La negrura se fue disipando y poco a poco surgieron recuerdos, visiones y cosas sin sentido como sólo ocurren en sueños. Caminaba de nuevo por la tierra y las rocas mientras el viento me movía el pelo, la ciudad a lo lejos se veía pequeña y distinta y de pronto mi ropa era otra, gastada y antigua, con armas en una cartuchera y el peso de la responsabilidad sobre los hombros. Las grandes rocas eran monstruos furiosos que acechaban con destruirlo todo, y de un momento al otro supe que en mi mano guardaba los secretos de un linaje antiguo, la fuerza para enfrentarlo todo, y después de esquivar un embiste lancé una ráfaga de luz que dejó a la bestia incapacitada. Sin demora continué subiendo pensando en todos los que me esperaban en casa, en la familia que debía proteger y el pueblo que había confiado en mí. Respiraba profundo y rápido pero sin bajar el ritmo, y después de cruzar puentes colgantes, túneles con vampiros sedientos y luchar con pequeñas bestias me acerqué a la cumbre donde estaba el elixir que nos salvaría la vida. Concentrando los poderes místicos de mis ancestros pude seguir, luchar y resistir, mirando siempre al horizonte para no olvidar esa ciudad que dependía de mí. Finalmente lo conseguí después de una sangrienta batalla contra el guardián secreto, donde casi pierdo un ojo y la vida, tomando la botella en mis manos y llamando a las bestias aladas para que me ayudaran a salir. Mientras el viento chocaba en mi cara sentía la suavidad de sus alas, el cansancio de la batalla pero el calor en el pecho que ardía con fuerza, la satisfacción de hacer lo necesario por los míos, por el mundo entero aunque me costara la vida.

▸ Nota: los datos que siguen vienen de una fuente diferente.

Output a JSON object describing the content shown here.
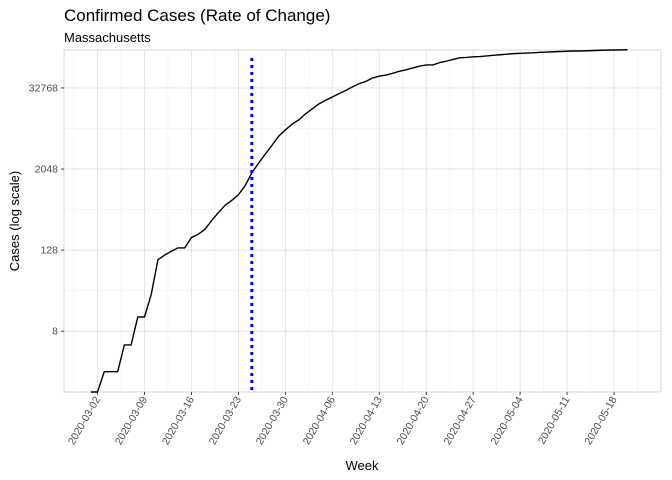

Abrí los ojos con una sacudida y la respiración agitada, con una niebla en la cabeza pero un calor acogedor en el pecho. Sentí todo tan real que dolía, tan distinto que me reconfortaba, tan abrumador como las verdades más crudas, pero la necesidad de sacar todo de adentro nunca fue más grande. La oscuridad de la noche reinaba, pero de a poco fui reconociendo mi pieza, y a tientas avancé buscando algo, cualquier cosa que sirviera. Tomé la libreta telefónica del living y un lápiz cualquiera, y con el miedo que todo se fuera comencé a escribir sin parar. El viento, el calor y la sed se reflejaron en los márgenes, mientras los sueños y miedos cubrieron tildes y puntos aparte. De pronto mi vida se reflejaba en palabras y el pecho no dolía tanto, pero el miedo a que todo se desvaneciera me impedía detenerme a mirarlo. Así pasaron horas con el sol llegando afuera y los ruidos de la ciudad acechando, pero no podía soltarlo. Y no pensé en la habitación especial con el escritorio color cerezo, las libretas ordenadas y la tinta china, la lamparita de luz cálida y las plumas importadas. Sólo importaba lo que tenía encima, lo que mi corazón me exigía y las palabras que surgían, con esas ansias incontrolables de contar esa historia, mi historia, que ahora tienes frente a ti.